Под мышками стало скользко.
Тяжело дыша, он сел, привалившись к столбу.
Вынул ручку из кармана и защелкал кнопкой. (Он же не надевал орхидею?..) Перестал, снял оружие с запястья и снова прицепил на шлевку; наверно, ходить по улицам вооруженным – напрашиваться?..
Опять огляделся, открыл тетрадь, торопливо пролистнул «Брисбен», нашел пустую страницу – на середине, а то и дальше.
«На дальнем углу, – записал он мелкими буковками, – у поблескивающей черной стены горой жженых жучиных трупиков громоздился уголь». Прикусил губу и продолжил: «Общую землистую вонь улицы прорезала влажная едкость сожженной обивки. Серый угорь дыма выпростался на тротуар из лучистой дыры в подвальном окне, рассеялся, не успев», – тут он вычеркнул последние три слова и заменил их на «испарился в водостоке. В другом окне…» – и вычеркнул «окно», «пока уцелевшем, что-то мерцало. Этот одинокий горящий дом среди множества других, нетронутых…» – бросил и начал заново:
«У поблескивающей стены горой жучиных трупиков громоздился уголь. Землистую уличную вонь прорезала едкость сожженной обивки». Вернулся, поменял «жучиные трупики» на «жуков», и дальше: «Серый угорь дыма выпростался на тротуар из разбитого подвального окна и испарился в водостоке. В другом, уцелевшем, что-то мерцало. Этот горящий дом», вычеркнул, заменил на: «Одиночное горение посреди множества нетронутых зданий», – и, не прерывая движения, рука внезапно выдрала из тетради целую страницу.
В горсти мятая бумага и ручка; дышать тяжело. Он разгладил листок и на новой странице начал переписывать заново:
«Возле поблескивающей стены горой жуков громоздился уголь…»
Закончив очередную редактуру, сложил вырванную страницу вчетверо и сунул в тетрадь.

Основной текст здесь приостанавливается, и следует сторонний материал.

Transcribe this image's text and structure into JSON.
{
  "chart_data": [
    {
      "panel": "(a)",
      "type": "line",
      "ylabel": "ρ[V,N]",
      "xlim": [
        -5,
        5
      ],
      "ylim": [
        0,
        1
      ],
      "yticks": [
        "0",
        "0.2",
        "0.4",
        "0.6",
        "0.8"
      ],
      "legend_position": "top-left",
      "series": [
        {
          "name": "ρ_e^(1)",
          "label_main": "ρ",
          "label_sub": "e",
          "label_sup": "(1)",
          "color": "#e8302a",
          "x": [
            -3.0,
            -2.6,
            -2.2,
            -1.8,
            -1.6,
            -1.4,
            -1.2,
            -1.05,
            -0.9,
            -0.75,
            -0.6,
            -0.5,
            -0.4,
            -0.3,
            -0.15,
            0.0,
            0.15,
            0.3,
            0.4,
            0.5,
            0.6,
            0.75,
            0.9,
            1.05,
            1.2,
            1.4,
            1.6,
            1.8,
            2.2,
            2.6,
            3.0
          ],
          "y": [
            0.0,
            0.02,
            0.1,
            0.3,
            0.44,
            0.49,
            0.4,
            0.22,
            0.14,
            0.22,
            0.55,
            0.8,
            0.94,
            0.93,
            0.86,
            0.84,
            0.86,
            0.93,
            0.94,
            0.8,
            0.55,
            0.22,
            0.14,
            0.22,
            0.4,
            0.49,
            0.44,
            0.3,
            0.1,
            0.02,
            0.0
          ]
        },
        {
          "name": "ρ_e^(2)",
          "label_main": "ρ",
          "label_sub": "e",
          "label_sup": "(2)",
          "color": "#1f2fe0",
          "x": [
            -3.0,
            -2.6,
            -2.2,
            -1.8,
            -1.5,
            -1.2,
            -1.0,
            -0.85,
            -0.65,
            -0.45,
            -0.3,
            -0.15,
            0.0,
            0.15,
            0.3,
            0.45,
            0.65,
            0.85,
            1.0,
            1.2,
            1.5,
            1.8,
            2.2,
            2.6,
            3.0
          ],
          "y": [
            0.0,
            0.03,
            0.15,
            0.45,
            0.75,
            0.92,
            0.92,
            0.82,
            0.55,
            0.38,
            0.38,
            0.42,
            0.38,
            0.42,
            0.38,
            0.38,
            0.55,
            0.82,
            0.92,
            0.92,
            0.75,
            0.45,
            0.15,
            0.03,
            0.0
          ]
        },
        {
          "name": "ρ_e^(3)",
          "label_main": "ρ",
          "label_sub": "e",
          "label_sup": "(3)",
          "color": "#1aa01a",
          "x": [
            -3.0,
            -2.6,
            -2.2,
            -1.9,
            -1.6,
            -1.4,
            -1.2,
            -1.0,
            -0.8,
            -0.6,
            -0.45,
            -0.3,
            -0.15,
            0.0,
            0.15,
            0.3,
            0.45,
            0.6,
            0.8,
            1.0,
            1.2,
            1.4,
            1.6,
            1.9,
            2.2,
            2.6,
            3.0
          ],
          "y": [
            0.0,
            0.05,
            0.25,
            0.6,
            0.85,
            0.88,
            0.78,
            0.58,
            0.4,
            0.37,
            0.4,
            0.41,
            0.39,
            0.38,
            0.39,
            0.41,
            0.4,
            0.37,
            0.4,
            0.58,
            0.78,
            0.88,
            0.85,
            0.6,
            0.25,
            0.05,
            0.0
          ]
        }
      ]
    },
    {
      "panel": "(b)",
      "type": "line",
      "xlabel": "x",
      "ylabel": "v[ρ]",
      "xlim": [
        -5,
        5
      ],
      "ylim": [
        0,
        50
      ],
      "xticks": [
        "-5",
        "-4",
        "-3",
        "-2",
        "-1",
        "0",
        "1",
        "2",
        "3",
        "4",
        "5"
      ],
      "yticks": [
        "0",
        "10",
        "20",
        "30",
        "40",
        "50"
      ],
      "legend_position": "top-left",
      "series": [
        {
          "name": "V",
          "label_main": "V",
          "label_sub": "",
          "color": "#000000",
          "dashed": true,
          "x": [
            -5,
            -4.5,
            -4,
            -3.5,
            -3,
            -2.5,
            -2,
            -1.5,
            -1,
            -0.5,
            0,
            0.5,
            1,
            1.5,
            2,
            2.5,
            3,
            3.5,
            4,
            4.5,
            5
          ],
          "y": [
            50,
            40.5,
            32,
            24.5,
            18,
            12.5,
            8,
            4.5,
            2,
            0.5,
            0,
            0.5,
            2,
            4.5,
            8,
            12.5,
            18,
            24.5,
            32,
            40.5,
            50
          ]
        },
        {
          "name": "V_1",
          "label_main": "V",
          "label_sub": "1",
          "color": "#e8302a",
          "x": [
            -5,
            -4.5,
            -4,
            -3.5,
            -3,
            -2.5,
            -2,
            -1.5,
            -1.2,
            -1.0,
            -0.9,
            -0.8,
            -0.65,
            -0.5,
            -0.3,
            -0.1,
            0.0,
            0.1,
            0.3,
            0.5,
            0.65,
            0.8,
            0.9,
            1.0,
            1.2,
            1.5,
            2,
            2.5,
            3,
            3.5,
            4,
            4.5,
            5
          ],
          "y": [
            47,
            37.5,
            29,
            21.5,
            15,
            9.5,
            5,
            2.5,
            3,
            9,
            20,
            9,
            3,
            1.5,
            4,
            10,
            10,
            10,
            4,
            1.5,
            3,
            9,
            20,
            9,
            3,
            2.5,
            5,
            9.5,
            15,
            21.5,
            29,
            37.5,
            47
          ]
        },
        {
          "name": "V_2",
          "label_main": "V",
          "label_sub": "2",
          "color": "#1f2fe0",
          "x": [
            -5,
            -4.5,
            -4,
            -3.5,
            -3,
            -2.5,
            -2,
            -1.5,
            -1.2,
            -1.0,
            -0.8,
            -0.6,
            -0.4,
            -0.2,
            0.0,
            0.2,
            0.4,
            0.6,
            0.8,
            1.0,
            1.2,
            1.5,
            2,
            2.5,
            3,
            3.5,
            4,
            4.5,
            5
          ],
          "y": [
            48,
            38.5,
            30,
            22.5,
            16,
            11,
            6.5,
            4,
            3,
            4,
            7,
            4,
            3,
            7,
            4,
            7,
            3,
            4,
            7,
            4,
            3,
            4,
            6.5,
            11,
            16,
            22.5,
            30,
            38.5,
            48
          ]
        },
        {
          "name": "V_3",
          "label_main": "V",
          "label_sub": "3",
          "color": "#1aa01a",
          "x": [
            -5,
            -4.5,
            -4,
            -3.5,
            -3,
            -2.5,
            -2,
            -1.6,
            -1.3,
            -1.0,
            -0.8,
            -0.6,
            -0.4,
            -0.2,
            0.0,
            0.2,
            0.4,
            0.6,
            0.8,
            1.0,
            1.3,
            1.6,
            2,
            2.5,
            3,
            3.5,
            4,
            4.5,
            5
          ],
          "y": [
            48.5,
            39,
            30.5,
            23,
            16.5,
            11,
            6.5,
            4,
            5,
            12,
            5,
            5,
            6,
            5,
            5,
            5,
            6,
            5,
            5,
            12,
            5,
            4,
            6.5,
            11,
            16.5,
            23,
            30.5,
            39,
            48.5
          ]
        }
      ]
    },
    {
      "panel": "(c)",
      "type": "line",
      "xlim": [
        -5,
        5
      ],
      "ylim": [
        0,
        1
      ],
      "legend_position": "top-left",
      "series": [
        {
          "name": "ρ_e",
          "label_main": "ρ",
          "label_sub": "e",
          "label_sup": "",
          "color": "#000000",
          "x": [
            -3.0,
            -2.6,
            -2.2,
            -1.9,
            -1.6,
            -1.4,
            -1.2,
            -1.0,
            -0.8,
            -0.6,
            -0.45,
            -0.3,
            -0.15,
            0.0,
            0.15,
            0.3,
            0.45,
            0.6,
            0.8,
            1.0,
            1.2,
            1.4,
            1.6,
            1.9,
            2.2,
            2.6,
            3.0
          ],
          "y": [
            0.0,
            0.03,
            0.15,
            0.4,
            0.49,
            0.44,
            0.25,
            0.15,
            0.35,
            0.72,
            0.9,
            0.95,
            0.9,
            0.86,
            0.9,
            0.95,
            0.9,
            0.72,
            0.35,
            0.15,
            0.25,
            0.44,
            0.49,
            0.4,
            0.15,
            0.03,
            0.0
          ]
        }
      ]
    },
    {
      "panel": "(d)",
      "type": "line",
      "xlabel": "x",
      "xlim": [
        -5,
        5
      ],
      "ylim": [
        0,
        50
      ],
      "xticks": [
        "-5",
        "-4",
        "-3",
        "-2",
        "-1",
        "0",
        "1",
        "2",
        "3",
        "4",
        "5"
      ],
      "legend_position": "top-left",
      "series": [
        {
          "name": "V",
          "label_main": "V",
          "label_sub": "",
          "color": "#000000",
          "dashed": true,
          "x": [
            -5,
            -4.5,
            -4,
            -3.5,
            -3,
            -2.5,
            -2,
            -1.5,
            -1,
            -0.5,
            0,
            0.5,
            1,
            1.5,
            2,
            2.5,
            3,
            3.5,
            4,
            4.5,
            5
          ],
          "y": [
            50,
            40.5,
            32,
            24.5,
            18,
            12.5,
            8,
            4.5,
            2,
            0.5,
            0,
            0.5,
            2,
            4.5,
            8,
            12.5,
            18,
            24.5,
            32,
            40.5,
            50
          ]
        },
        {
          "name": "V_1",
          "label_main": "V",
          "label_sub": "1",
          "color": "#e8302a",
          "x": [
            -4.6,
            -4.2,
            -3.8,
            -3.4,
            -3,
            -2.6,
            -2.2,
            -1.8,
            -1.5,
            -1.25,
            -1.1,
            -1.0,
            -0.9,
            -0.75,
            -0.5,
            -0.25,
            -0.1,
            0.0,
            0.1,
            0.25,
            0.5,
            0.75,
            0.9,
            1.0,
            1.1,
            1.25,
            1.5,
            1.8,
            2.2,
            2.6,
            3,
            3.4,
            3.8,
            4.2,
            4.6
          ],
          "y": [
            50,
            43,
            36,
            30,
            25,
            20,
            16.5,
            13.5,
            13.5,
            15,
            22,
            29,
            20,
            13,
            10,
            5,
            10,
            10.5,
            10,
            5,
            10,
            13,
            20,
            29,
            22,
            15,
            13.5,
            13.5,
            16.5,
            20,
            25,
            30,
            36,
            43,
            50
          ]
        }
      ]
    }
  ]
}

На задней обложке прежний владелец написал:
начать с того, что моей повседневности он не отражает. Здесь часами царят в основном тишина и скука. По большей части мы сидим
Он опять скривился и закрыл обложку.
Марево по-вечернему посинело. Он поднялся и зашагал по улице.
Спустя несколько кварталов распознал странное ощущение: ночь надвигалась неоспоримо, но не похолодало ничуть. Эфемерный дым окутывал его одеялом, отключая всё.
Впереди завиднелись дома повыше. Верхние этажи отгрыз дым. Он крадучись спускался в травмированный город.
Оно вовсе не дарит мне защиты, это марево, – лишь преломляющую сетку, сквозь которую надлежит смотреть на эту кровавую машину, изучать саму технократию глаза, исследовать недра полукружного канала. Я странствую по собственному зрительному нерву. Ковыляю по городу без истока, ищу день без теней; это меня морочит переменчивый символ? Не люблю боль. При такой дезориентации, фокусируя взгляд в такой дали, никак не измерить угол между такими вот почти параллельными линиями видимости.
4
– Вот ты где! – Она выбежала между львами и через дорогу.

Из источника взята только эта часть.